Department of Neurosurgery, Seth G.S. Medical College and King Edward Memorial Hospital, Acharya Donde Marg, Parel, Mumbai 400 012, India.
J Clin Neurosci. 2010 Oct;17(10):1345-6. doi: 10.1016/j.jocn.2010.03.012. Epub 2010 Aug 3.

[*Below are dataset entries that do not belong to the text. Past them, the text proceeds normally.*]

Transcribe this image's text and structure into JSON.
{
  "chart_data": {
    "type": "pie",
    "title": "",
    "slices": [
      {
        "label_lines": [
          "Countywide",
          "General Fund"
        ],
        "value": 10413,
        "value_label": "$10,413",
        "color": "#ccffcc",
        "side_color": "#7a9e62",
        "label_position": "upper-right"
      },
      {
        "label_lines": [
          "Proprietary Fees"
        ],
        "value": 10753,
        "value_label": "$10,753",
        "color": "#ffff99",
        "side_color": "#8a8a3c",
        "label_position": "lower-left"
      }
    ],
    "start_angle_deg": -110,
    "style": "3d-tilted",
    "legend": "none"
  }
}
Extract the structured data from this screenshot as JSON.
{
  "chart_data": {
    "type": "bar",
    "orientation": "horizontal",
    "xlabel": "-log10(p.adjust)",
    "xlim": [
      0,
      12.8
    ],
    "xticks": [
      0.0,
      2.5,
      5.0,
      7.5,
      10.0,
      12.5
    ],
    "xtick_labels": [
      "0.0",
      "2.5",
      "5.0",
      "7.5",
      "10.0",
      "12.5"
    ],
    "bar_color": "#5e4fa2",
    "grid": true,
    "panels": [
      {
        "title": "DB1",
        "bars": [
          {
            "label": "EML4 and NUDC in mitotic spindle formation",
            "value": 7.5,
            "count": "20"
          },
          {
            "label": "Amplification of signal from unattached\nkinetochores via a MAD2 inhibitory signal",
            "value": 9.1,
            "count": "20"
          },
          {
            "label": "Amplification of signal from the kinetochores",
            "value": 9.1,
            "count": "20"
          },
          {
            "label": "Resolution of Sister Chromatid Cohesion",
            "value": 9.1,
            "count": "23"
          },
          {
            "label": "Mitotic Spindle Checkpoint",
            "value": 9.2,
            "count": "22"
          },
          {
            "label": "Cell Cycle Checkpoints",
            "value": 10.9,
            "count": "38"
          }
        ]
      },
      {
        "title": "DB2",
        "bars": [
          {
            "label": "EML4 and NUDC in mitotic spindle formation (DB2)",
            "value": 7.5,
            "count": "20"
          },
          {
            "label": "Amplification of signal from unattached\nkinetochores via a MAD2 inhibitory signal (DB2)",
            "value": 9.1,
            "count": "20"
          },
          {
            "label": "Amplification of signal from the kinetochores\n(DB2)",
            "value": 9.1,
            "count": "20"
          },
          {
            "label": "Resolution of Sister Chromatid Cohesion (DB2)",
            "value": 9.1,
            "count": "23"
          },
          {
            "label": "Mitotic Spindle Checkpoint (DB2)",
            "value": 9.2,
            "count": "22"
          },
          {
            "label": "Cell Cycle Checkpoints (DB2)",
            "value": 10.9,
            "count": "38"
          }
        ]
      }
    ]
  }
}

We report an 11-year-old girl who had previously undergone an operation for basilar invagination involving a foramen magnum decompression and midline wire fixation. After improving initially, her neurological condition worsened again. Repeated investigations showed a firm midline craniovertebral fixation and bone fusion. However, she was found to have a vertical mobile and reducible atlantoaxial dislocation. Treatment of the vertical dislocation by lateral mass fixation resulted in lasting relief from her symptoms. Vertical instability at the atlantoaxial joints needs to be identified and appropriately treated as it may be a cause of failure of midline fixation.
我们报告了一例 11 岁女孩,她曾因颅底凹陷症接受过枕骨大孔减压和中线钢丝固定手术。最初病情改善后,她的神经状况再次恶化。反复的检查显示中线颅颈固定和骨融合牢固。然而,她被发现存在垂直可移动和可复位的寰枢椎脱位。通过侧块固定治疗垂直脱位,使她的症状得到持久缓解。需要识别和适当治疗寰枢关节的垂直不稳定性,因为它可能是中线固定失败的原因。